Memory

Filesystem as Context

Use the filesystem as the agent's externalized working memory, writing plans, notes, and large tool outputs to files, dropping them out of the live window, and re-reading on demand.

Problem

Keeping every plan revision, note, and verbatim tool output in the live window pushes the agent toward the window limit, raises per-turn cost, and degrades reasoning as relevant signal is buried under bulk. Truncating or dropping that material blindly loses state the agent still depends on later in the task, and a window that overflows mid-task forces an abrupt summarize-or-die compaction that can discard exactly the detail a later step needs.

Solution

The agent maintains its working state as files rather than as live context. A plan lives in a file such as todo.md that the agent rewrites as steps complete; running notes accumulate in a notes file; large tool outputs are written to disk and replaced in the window by a path plus a one-line description. Each turn the agent carries lightweight identifiers (file paths, line ranges, keys) and loads the full content back into context only for the step that needs it, then drops it again. Because the content is restorable from disk, compaction is lossless: the window holds a lean view while the filesystem holds the full state.

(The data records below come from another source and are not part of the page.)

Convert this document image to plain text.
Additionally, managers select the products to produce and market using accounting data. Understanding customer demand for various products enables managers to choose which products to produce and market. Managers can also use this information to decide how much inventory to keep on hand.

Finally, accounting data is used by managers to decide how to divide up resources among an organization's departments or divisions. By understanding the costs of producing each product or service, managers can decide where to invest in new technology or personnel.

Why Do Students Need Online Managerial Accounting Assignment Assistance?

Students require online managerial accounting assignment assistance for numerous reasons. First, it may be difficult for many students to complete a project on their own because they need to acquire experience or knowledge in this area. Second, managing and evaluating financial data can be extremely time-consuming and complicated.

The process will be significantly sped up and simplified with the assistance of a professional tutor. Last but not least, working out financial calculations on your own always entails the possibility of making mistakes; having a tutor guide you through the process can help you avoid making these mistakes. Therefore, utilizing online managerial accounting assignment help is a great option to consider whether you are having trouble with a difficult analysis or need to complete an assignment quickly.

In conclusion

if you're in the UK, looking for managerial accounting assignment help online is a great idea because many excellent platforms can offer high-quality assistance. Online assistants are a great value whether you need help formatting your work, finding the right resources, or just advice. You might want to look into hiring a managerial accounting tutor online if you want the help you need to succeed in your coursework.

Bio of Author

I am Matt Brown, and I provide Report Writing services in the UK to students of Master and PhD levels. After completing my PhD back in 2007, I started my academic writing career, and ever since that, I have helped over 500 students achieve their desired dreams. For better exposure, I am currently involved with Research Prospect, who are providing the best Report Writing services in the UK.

This makes the filesystem the externalized memory of record, distinct from in-context note-taking, which keeps notes live, and from eviction, which discards consumed payloads behind a marker.

When to use

  • The task runs over many turns and generates more state than the window holds.
  • Tool outputs are large and only needed intermittently rather than every turn.
  • The runtime can read and write files that persist across the agent loop.
  • The plan and notes should survive restarts or be inspectable by a human.